第474話 いったい何を言い出すのだ
「変わり者ですが、優秀そうな人達でしたね」
クラウディオが2人組の技術者について感想を述べた。
「ただ、乱暴な口調や会談中の行動には驚きましたが。ああいう方は、聖職者にはおりませんので」
この世界の教育水準からすると、ニコロ司祭傘下の優秀な若手達は元の世界の中央官僚にも匹敵する知的エリート集団であるから、あの種の現場を手がける職人達とは接する機会が少なかったに違いない。
「そうだな。だが、実際にモノを作るとなるとアテになるのは、ああいう人種だ。クラウディオもいずれ教会の事業を指揮する立場になるのだから、慣れていかないとな」
「心します」
クラウディオやパペリーノら、教会から派遣されているのは間違いなく優秀な若手なのだが、実務経験の少なさと世間知らずの両面が悪い方向に出ると「理屈は間違っていないが・・・」という種類の摩擦を現場で起こすことがある。
いずれ教会内部で出世するのだろうが、偉くなってからその種の失敗をすると本人を含めて大勢の人間が迷惑する。
今は俺の目の行き届く範囲での仕事で修正は効くのだから、思い切り失敗して欲しいものだ。
「しかし、彼らと議論して気付かされることもあった。予算も権限もあると思っていたせいか、事業の進め方が些か大雑把になっていたかもしれないな」
「そうですか?私などは、代官様は細心の注意を払って進められているように思うのですが・・・」
今回の事業は、全体のスキームや政治的調整、資金調達を俺が描き、事業の計画はサラやクラウディオら新任の若手官吏達が仕事が書かれた板切れを組み合わせるプロジェクト管理手法を活用し、詳細に検討した結果だ。
現場へのヒアリングも繰り返し、計画は何度も修正されている。
この世界では、おそらく最も精緻に計画された事業計画である、といっても良いだろう。
「それはそうだが、官吏というのは広い視野を持っていても、狭い領域を突き詰めた専門家の知見には敵わない部分があることは認めないとな。そして、事業の成否を左右するのは、往々にして、その狭い範囲の技術であったりもする」
新規の事業アイディアや技術は、結局のところディテールに宿る。
そのディテールを活用するために事業体や戦略があるのであって、その逆ではない。
大きな組織にいると、組織防衛の意識から、その種の意識を抱きやすい。
「例えば、この工房で制作している守護の靴を例に考えてみろ。あの靴が世間に受け容れられているのは、ごく小さな部分の画期的な機能の組み合わせの結果、生まれた履き心地や耐久性のためだ。

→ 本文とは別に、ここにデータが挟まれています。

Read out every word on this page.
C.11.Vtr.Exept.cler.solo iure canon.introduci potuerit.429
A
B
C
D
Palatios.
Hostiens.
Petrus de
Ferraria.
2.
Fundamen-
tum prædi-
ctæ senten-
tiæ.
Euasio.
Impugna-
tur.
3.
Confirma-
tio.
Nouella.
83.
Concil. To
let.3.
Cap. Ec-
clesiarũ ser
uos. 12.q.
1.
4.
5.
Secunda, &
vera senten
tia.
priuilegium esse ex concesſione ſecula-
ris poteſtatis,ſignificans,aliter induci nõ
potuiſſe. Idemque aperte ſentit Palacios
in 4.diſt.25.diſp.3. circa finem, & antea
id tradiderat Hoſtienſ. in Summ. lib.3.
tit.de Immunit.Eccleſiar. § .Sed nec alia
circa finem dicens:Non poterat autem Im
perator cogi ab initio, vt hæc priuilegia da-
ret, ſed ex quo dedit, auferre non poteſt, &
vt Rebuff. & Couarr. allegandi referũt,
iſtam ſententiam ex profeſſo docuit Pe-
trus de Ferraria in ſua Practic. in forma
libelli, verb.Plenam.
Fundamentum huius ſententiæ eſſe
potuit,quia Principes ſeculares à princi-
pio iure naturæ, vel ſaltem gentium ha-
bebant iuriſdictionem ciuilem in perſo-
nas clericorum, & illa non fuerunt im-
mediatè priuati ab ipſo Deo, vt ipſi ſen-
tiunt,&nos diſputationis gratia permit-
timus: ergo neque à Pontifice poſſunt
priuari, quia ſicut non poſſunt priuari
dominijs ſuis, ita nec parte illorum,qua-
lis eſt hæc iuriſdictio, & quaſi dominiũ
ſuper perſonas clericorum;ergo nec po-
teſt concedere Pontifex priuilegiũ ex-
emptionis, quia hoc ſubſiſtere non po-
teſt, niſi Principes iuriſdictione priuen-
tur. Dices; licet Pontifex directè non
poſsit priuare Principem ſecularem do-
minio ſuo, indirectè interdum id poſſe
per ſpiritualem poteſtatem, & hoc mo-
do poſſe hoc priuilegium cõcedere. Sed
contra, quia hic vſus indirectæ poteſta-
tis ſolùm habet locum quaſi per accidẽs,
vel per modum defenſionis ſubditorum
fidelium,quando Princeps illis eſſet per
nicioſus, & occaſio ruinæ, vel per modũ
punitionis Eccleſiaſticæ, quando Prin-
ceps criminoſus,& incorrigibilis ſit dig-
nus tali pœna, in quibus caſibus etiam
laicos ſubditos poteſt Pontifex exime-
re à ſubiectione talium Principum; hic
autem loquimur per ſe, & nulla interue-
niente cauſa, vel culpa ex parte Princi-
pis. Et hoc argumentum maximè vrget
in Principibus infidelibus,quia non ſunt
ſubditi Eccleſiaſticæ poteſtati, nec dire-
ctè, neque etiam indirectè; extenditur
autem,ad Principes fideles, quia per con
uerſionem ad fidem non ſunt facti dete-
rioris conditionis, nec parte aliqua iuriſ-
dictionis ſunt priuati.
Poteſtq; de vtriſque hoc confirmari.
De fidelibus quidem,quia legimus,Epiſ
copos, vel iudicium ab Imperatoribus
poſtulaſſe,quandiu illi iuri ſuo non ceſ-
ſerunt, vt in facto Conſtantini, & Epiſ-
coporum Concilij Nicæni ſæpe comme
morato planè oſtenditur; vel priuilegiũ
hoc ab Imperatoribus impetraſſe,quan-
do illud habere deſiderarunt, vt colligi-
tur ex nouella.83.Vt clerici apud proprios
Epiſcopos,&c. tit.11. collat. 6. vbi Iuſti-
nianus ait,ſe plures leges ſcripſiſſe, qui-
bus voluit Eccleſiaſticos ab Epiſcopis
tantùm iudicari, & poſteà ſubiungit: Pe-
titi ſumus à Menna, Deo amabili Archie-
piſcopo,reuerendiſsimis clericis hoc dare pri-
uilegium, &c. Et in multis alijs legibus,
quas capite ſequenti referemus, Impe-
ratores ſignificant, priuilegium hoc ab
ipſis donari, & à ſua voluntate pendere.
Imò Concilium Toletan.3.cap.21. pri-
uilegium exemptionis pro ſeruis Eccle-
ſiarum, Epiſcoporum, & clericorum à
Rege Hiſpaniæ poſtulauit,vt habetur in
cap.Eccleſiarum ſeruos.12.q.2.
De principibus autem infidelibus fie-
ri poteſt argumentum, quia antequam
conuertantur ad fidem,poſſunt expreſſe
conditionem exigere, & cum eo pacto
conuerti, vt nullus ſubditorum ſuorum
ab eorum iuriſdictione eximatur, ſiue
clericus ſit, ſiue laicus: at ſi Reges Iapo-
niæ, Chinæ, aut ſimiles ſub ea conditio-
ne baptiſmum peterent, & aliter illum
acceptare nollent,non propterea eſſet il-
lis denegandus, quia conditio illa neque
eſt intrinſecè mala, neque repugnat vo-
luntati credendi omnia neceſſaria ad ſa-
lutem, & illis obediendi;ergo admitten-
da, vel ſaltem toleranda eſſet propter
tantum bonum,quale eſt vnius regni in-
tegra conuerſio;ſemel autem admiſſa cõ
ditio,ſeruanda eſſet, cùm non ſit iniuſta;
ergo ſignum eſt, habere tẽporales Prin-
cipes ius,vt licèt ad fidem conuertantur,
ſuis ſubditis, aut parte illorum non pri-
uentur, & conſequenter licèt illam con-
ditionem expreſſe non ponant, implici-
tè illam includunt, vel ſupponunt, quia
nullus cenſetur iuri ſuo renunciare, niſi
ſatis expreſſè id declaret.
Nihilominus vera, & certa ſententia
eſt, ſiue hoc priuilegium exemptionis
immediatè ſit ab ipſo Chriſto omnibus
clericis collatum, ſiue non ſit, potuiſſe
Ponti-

この工房を立ち上げたのも、その靴を作るためだし、今、代官を引き受けているのも靴を作り続けるためだ」
「すると・・・代官様は先程の水車の件で何かをお考えで?」
クラウディオの問いかけに、思わず笑みが浮かぶ。
別の話題から、相手が何を考えているのか推量するのは、大組織で育った教会の若手達の得意とするところだ。
逆に、この種の察しがなければ、ニコロ司祭の元で働くことはできないだろう。
「水車小屋の施策だが、新しい基軸が盛り込まれた設計になりそうだったな」
「そうですね。正直、どんな形になるのか、私では想像もできませんでした」
わからないことをわからない、と正直に言えるのは自分に自信のある人間の証拠である。
逆の方向に見栄を張られると正確な仕事の見積もりに差し支えるので、良い傾向だ。
「だから、わかりやすくしてもらうことに少し時間と予算を出そう」
この人はいったい何を言い出すのだ、という周囲の視線には、もう慣れてきた。